On the other hand, Google offers a certain amount of usage completely free, and their accounting is more finely grained than any competitor, making it possible to execute certain jobs less expensively. Python, the primary supported language for AppEngine, is also already popular with many data scientists.
- Cloud Bigtable makes the same powerful NoSQL datastore behind many Google services (including Search, Gmail, and Maps) available directly to customers
- Cloud Datastore is another NoSQL data store
- Cloud SQL is a managed RDBMS using the MySQL engine
Heroku was one of the first cloud platforms, initially designed as a hosting service for the popular Ruby programming language. Since then, it has expanded its horizons and been purchased by Salesforce, another major cloud player.
Uniquely, Heroku supports add-on elements from third-party developers, which expand its database offerings to more than a dozen different engines.
- PostgreSQL is a common open-source SQL database provided as a managed service
- Regis is an implementation of the popular NoSQL key-value store
- Add-on supported database engines on Heroku include:
Other Honorable Mentions
There are as many types of cloud-database providers as there are database engines. Specialized services for various niche markets spring up constantly, offering a slight edge in some aspect or another of hosting service when compared to their larger competitors. These smaller vendors may be more nimble and more willing to customize their platform for particular clients– they are also more likely to go out of business or be snapped up by larger companies, throwing their stability into question.
Cloudant – Cloudant is IBM’s implementation of the CouchDB NoSQL database engine, offering some useful proprietary extensions of that open-source project.
Rackspace – A large hosting provider that has transitioned to cloud services, Rackspace offer MySQL RDBMS in virtual or managed configurations, as well as a rebranded NoSQL offering from Cloudant.
SAP – A big player in enterprise software, SAP now offers a platform called HANA which provides some of the database features of that software via the cloud.
mLab – mLab provides dedicated cloud hosting of the popular NoSQL MongoDB database engine.
EnterpriseDB – EnterpriseDB provides PostgreSQL and Oracle RDBMS in a business-focused managed cloud environment while offering consulting and other ancillary services neglected by other providers.
An Example of How Cloud Databases Have Revolutionized How We Access Data
In 2010, online streaming video provider Netflix exploded in popularity. The service watched its daily requests expand 37-fold, putting unprecedented strain on their in-house servers. The company literally was unable to build new data centers at a fast enough rate to keep up with the expansion.
So Netflix turned to a company that had already gone through all those growing pains to host its database services: Amazon.
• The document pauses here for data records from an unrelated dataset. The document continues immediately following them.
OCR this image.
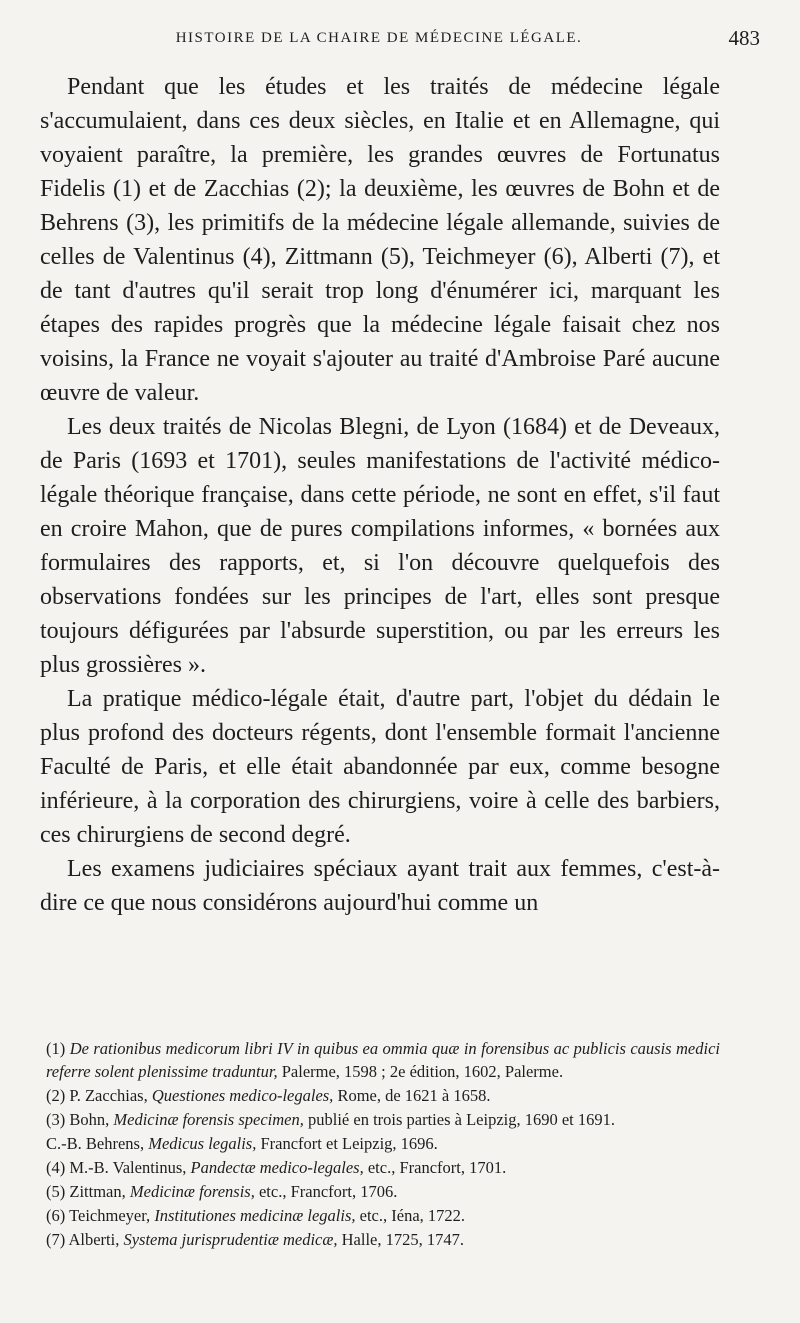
HISTOIRE DE LA CHAIRE DE MÉDECINE LÉGALE.	483

Pendant que les études et les traités de médecine légale s'accumulaient, dans ces deux siècles, en Italie et en Allemagne, qui voyaient paraître, la première, les grandes œuvres de Fortunatus Fidelis (1) et de Zacchias (2); la deuxième, les œuvres de Bohn et de Behrens (3), les primitifs de la médecine légale allemande, suivies de celles de Valentinus (4), Zittmann (5), Teichmeyer (6), Alberti (7), et de tant d'autres qu'il serait trop long d'énumérer ici, marquant les étapes des rapides progrès que la médecine légale faisait chez nos voisins, la France ne voyait s'ajouter au traité d'Ambroise Paré aucune œuvre de valeur.

Les deux traités de Nicolas Blegni, de Lyon (1684) et de Deveaux, de Paris (1693 et 1701), seules manifestations de l'activité médico-légale théorique française, dans cette période, ne sont en effet, s'il faut en croire Mahon, que de pures compilations informes, « bornées aux formulaires des rapports, et, si l'on découvre quelquefois des observations fondées sur les principes de l'art, elles sont presque toujours défigurées par l'absurde superstition, ou par les erreurs les plus grossières ».

La pratique médico-légale était, d'autre part, l'objet du dédain le plus profond des docteurs régents, dont l'ensemble formait l'ancienne Faculté de Paris, et elle était abandonnée par eux, comme besogne inférieure, à la corporation des chirurgiens, voire à celle des barbiers, ces chirurgiens de second degré.

Les examens judiciaires spéciaux ayant trait aux femmes, c'est-à-dire ce que nous considérons aujourd'hui comme un

(1) De rationibus medicorum libri IV in quibus ea ommia quæ in forensibus ac publicis causis medici referre solent plenissime traduntur, Palerme, 1598 ; 2e édition, 1602, Palerme.

(2) P. Zacchias, Questiones medico-legales, Rome, de 1621 à 1658.

(3) Bohn, Medicinæ forensis specimen, publié en trois parties à Leipzig, 1690 et 1691.

C.-B. Behrens, Medicus legalis, Francfort et Leipzig, 1696.

(4) M.-B. Valentinus, Pandectæ medico-legales, etc., Francfort, 1701.

(5) Zittman, Medicinæ forensis, etc., Francfort, 1706.

(6) Teichmeyer, Institutiones medicinæ legalis, etc., Iéna, 1722.

(7) Alberti, Systema jurisprudentiæ medicæ, Halle, 1725, 1747.
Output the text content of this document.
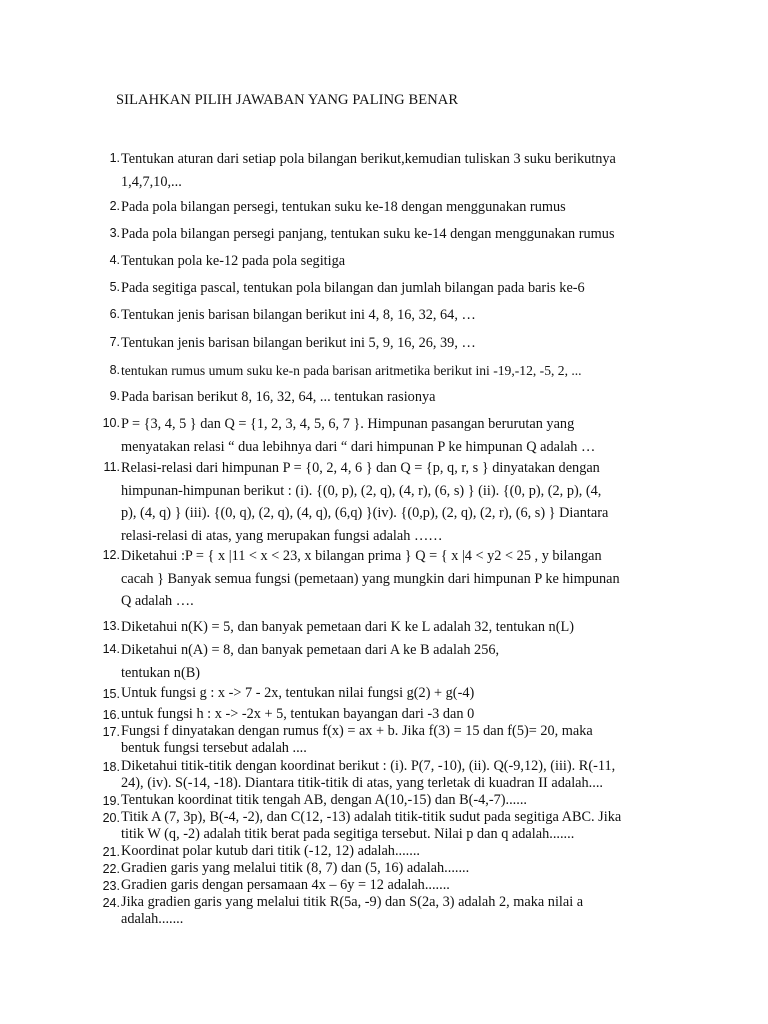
SILAHKAN PILIH JAWABAN YANG PALING BENAR
1. Tentukan aturan dari setiap pola bilangan berikut,kemudian tuliskan 3 suku berikutnya
1,4,7,10,...
2. Pada pola bilangan persegi, tentukan suku ke-18 dengan menggunakan rumus
3. Pada pola bilangan persegi panjang, tentukan suku ke-14 dengan menggunakan rumus
4. Tentukan pola ke-12 pada pola segitiga
5. Pada segitiga pascal, tentukan pola bilangan dan jumlah bilangan pada baris ke-6
6. Tentukan jenis barisan bilangan berikut ini 4, 8, 16, 32, 64, …
7. Tentukan jenis barisan bilangan berikut ini 5, 9, 16, 26, 39, …
8. tentukan rumus umum suku ke-n pada barisan aritmetika berikut ini -19,-12, -5, 2, ...
9. Pada barisan berikut 8, 16, 32, 64, ... tentukan rasionya
10. P = {3, 4, 5 } dan Q = {1, 2, 3, 4, 5, 6, 7 }. Himpunan pasangan berurutan yang
menyatakan relasi “ dua lebihnya dari “ dari himpunan P ke himpunan Q adalah …
11. Relasi-relasi dari himpunan P = {0, 2, 4, 6 } dan Q = {p, q, r, s } dinyatakan dengan
himpunan-himpunan berikut : (i). {(0, p), (2, q), (4, r), (6, s) } (ii). {(0, p), (2, p), (4,
p), (4, q) } (iii). {(0, q), (2, q), (4, q), (6,q) }(iv). {(0,p), (2, q), (2, r), (6, s) } Diantara
relasi-relasi di atas, yang merupakan fungsi adalah ……
12. Diketahui :P = { x |11 < x < 23, x bilangan prima } Q = { x |4 < y2 < 25 , y bilangan
cacah } Banyak semua fungsi (pemetaan) yang mungkin dari himpunan P ke himpunan
Q adalah ….
13. Diketahui n(K) = 5, dan banyak pemetaan dari K ke L adalah 32, tentukan n(L)
14. Diketahui n(A) = 8, dan banyak pemetaan dari A ke B adalah 256,
tentukan n(B)
15. Untuk fungsi g : x -> 7 - 2x, tentukan nilai fungsi g(2) + g(-4)
16. untuk fungsi h : x -> -2x + 5, tentukan bayangan dari -3 dan 0
17. Fungsi f dinyatakan dengan rumus f(x) = ax + b. Jika f(3) = 15 dan f(5)= 20, maka
bentuk fungsi tersebut adalah ....
18. Diketahui titik-titik dengan koordinat berikut : (i). P(7, -10), (ii). Q(-9,12), (iii). R(-11,
24), (iv). S(-14, -18). Diantara titik-titik di atas, yang terletak di kuadran II adalah....
19. Tentukan koordinat titik tengah AB, dengan A(10,-15) dan B(-4,-7)......
20. Titik A (7, 3p), B(-4, -2), dan C(12, -13) adalah titik-titik sudut pada segitiga ABC. Jika
titik W (q, -2) adalah titik berat pada segitiga tersebut. Nilai p dan q adalah.......
21. Koordinat polar kutub dari titik (-12, 12) adalah.......
22. Gradien garis yang melalui titik (8, 7) dan (5, 16) adalah.......
23. Gradien garis dengan persamaan 4x – 6y = 12 adalah.......
24. Jika gradien garis yang melalui titik R(5a, -9) dan S(2a, 3) adalah 2, maka nilai a
adalah.......
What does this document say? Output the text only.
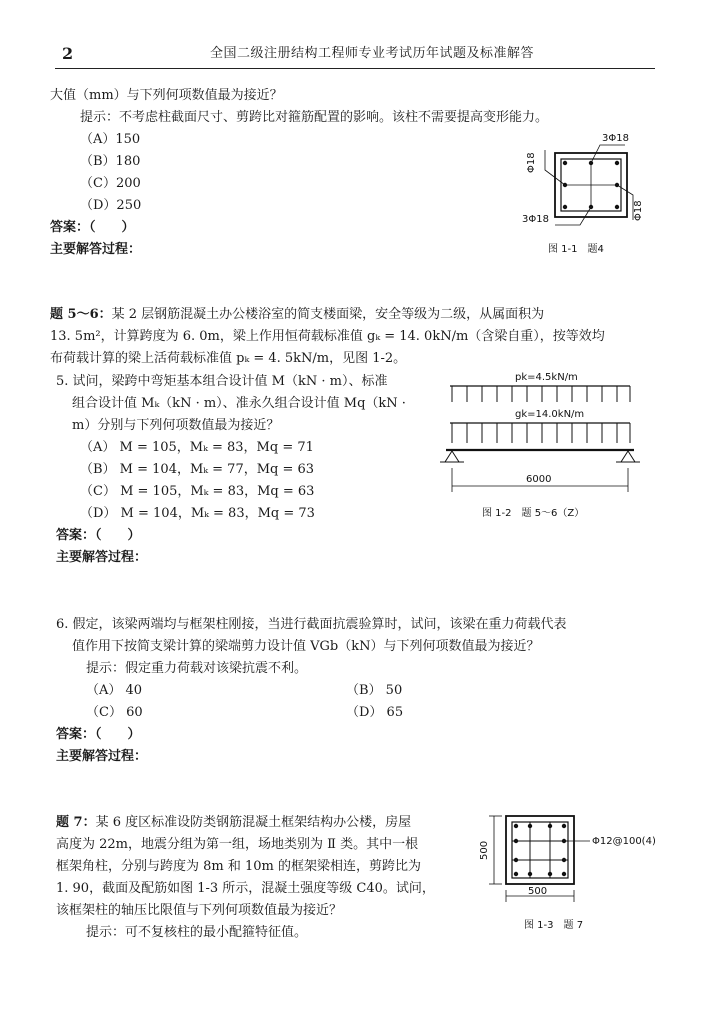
2	全国二级注册结构工程师专业考试历年试题及标准解答
大值（mm）与下列何项数值最为接近？
提示：不考虑柱截面尺寸、剪跨比对箍筋配置的影响。该柱不需要提高变形能力。
（A）150
（B）180
（C）200
（D）250
答案：（　　）
主要解答过程：
3Φ18
Φ18
Φ18
3Φ18
图 1-1　题4
题 5～6：某 2 层钢筋混凝土办公楼浴室的简支楼面梁，安全等级为二级，从属面积为
13. 5m²，计算跨度为 6. 0m，梁上作用恒荷载标准值 gₖ = 14. 0kN/m（含梁自重），按等效均
布荷载计算的梁上活荷载标准值 pₖ = 4. 5kN/m，见图 1-2。
5. 试问，梁跨中弯矩基本组合设计值 M（kN · m）、标准
组合设计值 Mₖ（kN · m）、准永久组合设计值 Mq（kN ·
m）分别与下列何项数值最为接近？
（A） M = 105，Mₖ = 83，Mq = 71
（B） M = 104，Mₖ = 77，Mq = 63
（C） M = 105，Mₖ = 83，Mq = 63
（D） M = 104，Mₖ = 83，Mq = 73
答案：（　　）
主要解答过程：
pk=4.5kN/m
gk=14.0kN/m
6000
图 1-2　题 5～6（Z）
6. 假定，该梁两端均与框架柱刚接，当进行截面抗震验算时，试问，该梁在重力荷载代表
值作用下按简支梁计算的梁端剪力设计值 VGb（kN）与下列何项数值最为接近？
提示：假定重力荷载对该梁抗震不利。
（A） 40	（B） 50
（C） 60	（D） 65
答案：（　　）
主要解答过程：
题 7：某 6 度区标准设防类钢筋混凝土框架结构办公楼，房屋
高度为 22m，地震分组为第一组，场地类别为 Ⅱ 类。其中一根
框架角柱，分别与跨度为 8m 和 10m 的框架梁相连，剪跨比为
1. 90，截面及配筋如图 1-3 所示，混凝土强度等级 C40。试问，
该框架柱的轴压比限值与下列何项数值最为接近？
提示：可不复核柱的最小配箍特征值。
500
500
Φ12@100(4)
图 1-3　题 7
Shifting from in-house Oracle databases to Amazon Web Services (AWS)-hosted Cassandra NoSQL databases gave Netflix the ability to scale to over a million write operations per second. Moreover, with Amazon minding all the hardware, Netflix engineers were free to concentrate on their core business of streaming digital video.
After a seven-year migration process, Netflix has finally finished moving every aspect of its data processing operation over to AWS in 2016, and the company isn’t looking back.